The weekend of Dec. 16 was the ski weekend for which I had been waiting nearly six months — I’d only gone skiing twice, once in the 4000 m peaks of Wisconsin and another in the Himalaya-like summits of Michigan, so I wasn’t sure what to expect from skiing (rather than walking around) the Alps. What I found immediately is that the city of Kaltenbach is difficult to navigate without prior knowledge of its layout. My GPS wasn’t particularly smart — it recognized Kaltenbach 8, Kaltenbach 40 (both of which it placed at the same location), and Kaltenbach 16-something, but not Kaltenbach 23. Most of all, however, it didn’t help that every street in Kaltenbach is called Kaltenbach with no apparent logic to building numbering.

 

I fell a lot at first (no epic tumbles off cliffs, however), but the second day went much better. Even so, I didn’t trust myself to ski with a camera, so I have no pictures, crappy or otherwise, from atop Hochzillertal. Take my word for it, however: skiing in the Alps is really something. If only I had more than ten vacation days a year!


I came away with no Alps pictures and still lacking the sunrise picture that I’d been wanting since August 13, but what this weekend did accomplish was to spawn an idea for my final weekend.
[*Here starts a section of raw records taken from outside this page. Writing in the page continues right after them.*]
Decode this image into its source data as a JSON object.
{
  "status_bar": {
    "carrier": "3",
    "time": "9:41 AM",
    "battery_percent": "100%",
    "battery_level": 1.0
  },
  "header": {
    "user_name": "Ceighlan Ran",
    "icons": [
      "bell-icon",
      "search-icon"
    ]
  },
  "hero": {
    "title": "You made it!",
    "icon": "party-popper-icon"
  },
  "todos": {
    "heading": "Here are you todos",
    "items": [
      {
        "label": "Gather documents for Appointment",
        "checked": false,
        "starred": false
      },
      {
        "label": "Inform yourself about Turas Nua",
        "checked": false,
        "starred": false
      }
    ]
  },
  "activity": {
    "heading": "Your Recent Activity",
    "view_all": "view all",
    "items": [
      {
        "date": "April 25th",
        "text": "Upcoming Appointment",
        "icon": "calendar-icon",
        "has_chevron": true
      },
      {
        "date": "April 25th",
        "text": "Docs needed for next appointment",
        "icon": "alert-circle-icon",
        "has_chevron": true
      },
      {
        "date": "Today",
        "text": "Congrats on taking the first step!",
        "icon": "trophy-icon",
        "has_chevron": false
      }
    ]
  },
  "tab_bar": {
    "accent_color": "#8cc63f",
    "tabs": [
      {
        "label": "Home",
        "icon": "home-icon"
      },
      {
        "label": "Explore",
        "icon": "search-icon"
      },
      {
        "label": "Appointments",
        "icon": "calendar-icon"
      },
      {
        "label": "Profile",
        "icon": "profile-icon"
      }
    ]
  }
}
I mentioned before that I had fallen in love with Europe, but after multiple exploits to the Austrian,  Bavarian, French, Italian (though indirectly), Lyngen (unrelated, but they’re still called “Alps” after all), and Swiss Alps, I think I finally realized — maybe it was the skiing this time that finally beat the sense into me — that I was just delaying the inevitable realization that perhaps I did like the Alps more than I denied in my first Zermatt post four months ago. In my experience from this skiing weekend, the magic of the Alps is strongest en plein hiver, so on the day before I was to fly back to the US, instead of packing or taking it easy in Stuttgart or even having a proper Christmas dinner, I instead headed southwest, southwest to the mountain that got me subconsciously enamored with mountains. What an expensive love affair that mountain has created.